Fortunately, there are some results that help us understand what is going on. Danos-Joinet-Schellinx (1997) remarked that the drive to reduce proofs in a way compatible η-expansions orients the cut-elimination in a certain way; more precisely that:

– the strategy that apparently arbitrarily favours one side according to the polarity (including by revealing cuts hidden in irreversible rules), introduced by LC,

– a strategy that applies reversion on-the-fly when there would be a dilemma, and

– a strategy that requires the least amount of modalities when translating into linear logic

coincide, and that in the proof system thus determined, η-equivalence is preserved by normalisation.

Consequently, they note, one is tempted to only work with maximally reversed proofs (as is done in LFK), which could be seen as representatives for a “quotient” of classical proofs up to reversion, and in which this strategy is enforced implicitly.

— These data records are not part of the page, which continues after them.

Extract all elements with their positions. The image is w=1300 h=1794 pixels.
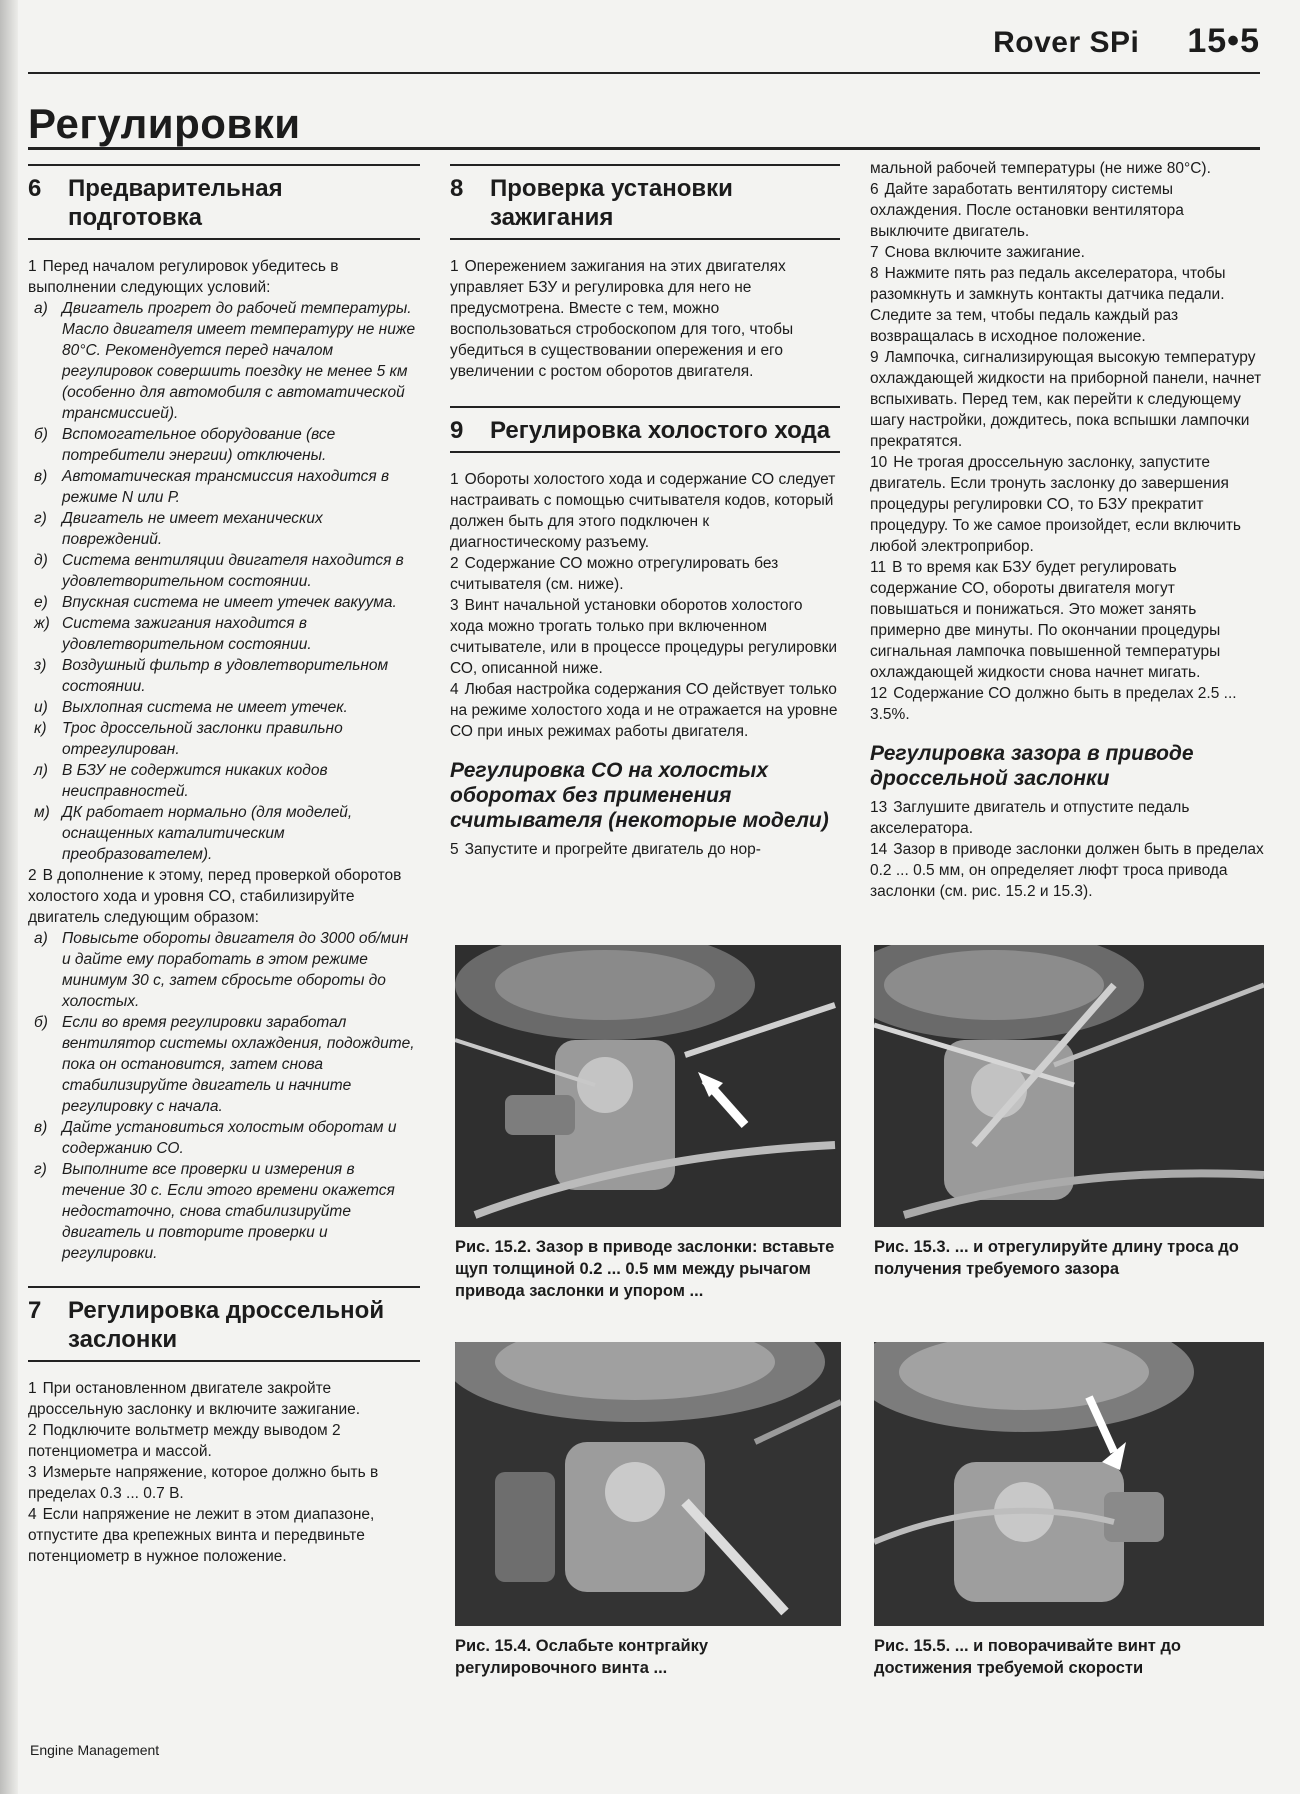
paragraph: 5 Запустите и прогрейте двигатель до нор- [450,841,761,858]
paragraph: 1 Перед началом регулировок убедитесь в выполнении следующих условий: [28,258,339,296]
paragraph: 1 При остановленном двигателе закройте дроссельную заслонку и включите зажигание. [28,1380,361,1418]
section-6-heading [28,174,420,232]
figure-15-2-caption: Рис. 15.2. Зазор в приводе заслонки: вставьте щуп толщиной 0.2 ... 0.5 мм между рычагом привода заслонки и упором ... [455,1238,835,1300]
section-rule [28,1360,420,1362]
column-1 [28,158,420,1567]
paragraph: 12 Содержание СО должно быть в пределах 2.5 ... 3.5%. [870,685,1237,723]
figure-15-2-photo [455,945,841,1227]
paragraph: 3 Винт начальной установки оборотов холостого хода можно трогать только при включенном считывателе, или в процессе процедуры регулировки СО, описанной ниже. [450,597,838,677]
figure-15-3-photo [874,945,1264,1227]
section-title: Проверка установки зажигания [490,175,733,231]
section-8-heading [450,174,840,232]
stabilize-list [28,928,420,1264]
list-item: е) Впускная система не имеет утечек вакуума. [34,594,397,611]
subheading: Регулировка СО на холостых оборотах без применения считывателя (некоторые модели) [450,759,829,832]
paragraph: 9 Лампочка, сигнализирующая высокую температуру охлаждающей жидкости на приборной панели, начнет вспыхивать. Перед тем, как перейти к следующему шагу настройки, дождитесь, пока вспышки лампочки прекратятся. [870,349,1262,450]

Such a restriction was first studied by Quatrini and Tortora de Falco (“Polarisation des preuves classiques et renversement”, 1996), and a correspondence with (Krivine-style) negative translations into intuitionistic logic was shown by Laurent (“Étude de la polarisation en logique”, 2001). (Also, as mentioned in these works, this is a trick that breaks down with 2nd order quantifications.)

Girard’s proof sketch for cut-elimination in LK in the Blind Spot (2006, §3.4) seems to have been influenced by these works, and interestingly it has many similarities with Liang and Miller’s proof. Girard comments that such restrictions make the classical logic “locally” intuitionistic, which is one way to see polarisation.